Daria Martin, Sensorium Tests and At the Threshold, 2012 – Daria Martin’s films delve into the experience of mirror-touch synaesthesia, a newly discovered neurological condition that causes people feel the sensation of what another person is touching. To create these films, Martin worked with cognitive neuroscientist Michael Banissy and people with lived experience of mirror-touch. These poetic 16 mm films open up ideas about the extended possibilities of human connection and empathy, questioning how sensations might be created and shared between people and objects.

Maria McKinney, Sire, 2016 – Sire looks at genetics in cattle breeding and presents ideas about the past and the future of humanity’s efforts to shape nature. McKinney researched the project with geneticist David MacHugh and veterinary scientist Michael Doherty alongside Irish farming communities. Comprising a series of large photographic portraits of bulls wearing intricately woven sculptures inspired by genomics, and corn dollies as symbols of good luck and fertility, Sire contemplates the hidden systems beneath beef and milk production.

John Walter, Alien Sex Club, 2015 – Designed to explore the relationship between visual culture and HIV today, this large-scale installation draws visitors in using colour, humour and hospitality. Comprising sculpture, painting, video and performance, Alien Sex Club is laid out in the style of a ‘cruise maze’ found in sex clubs and gay saunas. Walter developed the project with infectious diseases consultant Alison Rodger and sexual health service providers, and it is intended to provide people with a new and different vocabulary for thinking and talking about the transmission of HIV.

Somewhere in Between runs at Wellcome Collection from 8 March 2018 until 27 August 2018. It is curated by Laurie Britton Newell.

For press information and images please contact: Emily Pritchard, Media Officer, Wellcome Collection

T+44 (0)20 7611 8248 | E e.pritchard@wellcome.ac.uk | W wellcomecollection.org/press

Notes to Editors

Martina Amati (b.1969, Italy) is an Italian BAFTA-winning filmmaker and artist who lives in London. She studied in Milan at the Accademia di Belle Arti di Brera. Her work has premiered at Sundance, and the London and Berlin Film Festivals. She has worked for MTV Europe and exhibited at Traslochi, Palazzo dell'Arengario, Milan and Ambika P3, London.

Daria Martin (b.1973, USA) is a contemporary American artist and filmmaker based in London. She studied at Yale University and the University of California, Los Angeles. Her work, primarily in 16 mm film, has been exhibited at the Hammer Museum, the New Museum, the Museum of Contemporary Art, Chicago, and the Australian Centre for Contemporary Art.

Maria McKinney (b.1982, Ireland) is a visual artist based in Dublin, working in sculpture and installation. She studied at the University of Ulster, Belfast. Her work has been exhibited at both a national and international level, including the National Gallery of Ireland and the 411 Gallery in Shanghai.

John Walter is an artist, curator, director and academic writer based in London.

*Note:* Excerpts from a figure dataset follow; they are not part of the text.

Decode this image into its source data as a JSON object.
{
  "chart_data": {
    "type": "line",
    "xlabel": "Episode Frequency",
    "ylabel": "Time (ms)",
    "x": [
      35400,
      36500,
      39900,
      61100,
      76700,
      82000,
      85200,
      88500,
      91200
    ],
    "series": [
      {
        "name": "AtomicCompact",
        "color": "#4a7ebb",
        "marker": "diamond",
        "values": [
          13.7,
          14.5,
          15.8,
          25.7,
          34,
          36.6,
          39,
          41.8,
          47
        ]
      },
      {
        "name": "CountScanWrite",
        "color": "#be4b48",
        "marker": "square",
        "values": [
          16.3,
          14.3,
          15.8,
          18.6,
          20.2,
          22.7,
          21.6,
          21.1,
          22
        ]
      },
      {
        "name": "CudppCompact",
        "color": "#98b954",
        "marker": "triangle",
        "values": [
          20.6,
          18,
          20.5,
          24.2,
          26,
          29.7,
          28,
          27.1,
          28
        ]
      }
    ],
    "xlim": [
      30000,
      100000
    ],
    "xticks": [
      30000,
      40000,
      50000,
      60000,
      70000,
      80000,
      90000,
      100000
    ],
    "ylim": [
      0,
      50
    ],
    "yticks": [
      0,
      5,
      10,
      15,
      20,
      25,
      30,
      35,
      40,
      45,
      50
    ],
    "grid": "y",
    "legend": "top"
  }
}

He undertook doctoral studies at the University of Westminster. Recently, Walter curated Shonky: The Aesthetics of Awkwardness, a group show of international artists that incorporated painting, sculpture and video, performance and installation for the Hayward Touring programme at the MAC in Belfast.

Wellcome Collection is a free museum and library for the incurably curious. Inspired by the medical objects and curiosities collected by Henry Wellcome, it connects science, medicine, life and art. Through its exhibitions, live programming, and digital and publishing activity, it makes thought-provoking content that aims to challenge how we think and feel about health.

Wellcome Collection is part of Wellcome, a global charitable foundation that exists to improve health for everyone by helping great ideas to thrive. Both politically and financially independent, we support scientists and researchers, take on big problems, fuel imaginations and spark debate.